Secondly, a good layout balance is a key fundamental to newsletter designing. Without a proper layout, readers might get lost easily in the chunks of paragraphs due to disorganisation or just because of a bad confusing layout.
Here is an example of a bad layout.
As you can see from this illustration above, the texts clearly blends into the background, making it extremely hard to read. Not only that, the spaces in between sentences are also too big, making it easy for readers to get distracted.
Here is an example of a good layout.
On this article on a car, you can see the neatly organised paragraphs as well as a car on the bottom left of the page, acting as a reference, and also a reminder to the reader to what they are reading about.
Next, typography. Typography in newsletter designing is one of the fundamentals leaning towards to the important side. Bad typography would cause a reader to be unable to read or cause a strain in their eyes because of unusual fonts.
Here is a good and bad example of typography in newsletter designing.
As you can (kinda) see on the left side, the spacing between words are more consistent in size and the words are mostly on the line grid itself, whilst on the right side, words are hovering above the lines, making it look messy and all over the place.
KNOW THE AUDIENCE
Last but not least, knowing your audience is an important fundamental in newsletter designing.
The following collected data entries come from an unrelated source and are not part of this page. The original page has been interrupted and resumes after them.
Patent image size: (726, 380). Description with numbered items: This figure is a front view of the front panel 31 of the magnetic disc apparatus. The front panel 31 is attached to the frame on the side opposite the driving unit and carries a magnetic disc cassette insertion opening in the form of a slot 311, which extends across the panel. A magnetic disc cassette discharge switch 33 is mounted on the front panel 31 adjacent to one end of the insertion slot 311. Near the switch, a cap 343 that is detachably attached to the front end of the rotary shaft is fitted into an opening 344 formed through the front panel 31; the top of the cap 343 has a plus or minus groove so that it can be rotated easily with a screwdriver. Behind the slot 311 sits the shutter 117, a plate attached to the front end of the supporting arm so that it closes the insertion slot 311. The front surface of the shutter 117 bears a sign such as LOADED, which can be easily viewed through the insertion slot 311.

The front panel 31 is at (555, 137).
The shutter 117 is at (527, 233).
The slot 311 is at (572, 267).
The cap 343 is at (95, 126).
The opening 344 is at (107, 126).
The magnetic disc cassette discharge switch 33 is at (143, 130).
Because magazines and books go out to the mass audiences, different people of different age groups would receive the same copy. Hence different categories of these people of different age groups would be able to enjoy the articles.
For example, here is an article for kids. As you can see form the illustration above, bright colours are used, and the paragraphs aren’t too long. This would allow kids to not get drowned in the long paragraphs of unfamiliar words, hence promoting reading.
Unlike the kids article which is short, sweet and colourful, this article promoting the phantom of the opera is dull coloured with long winded paragraphs. This is to ensure as much background information is given to the audience as they would be given the choice whether or not they would want to view the play.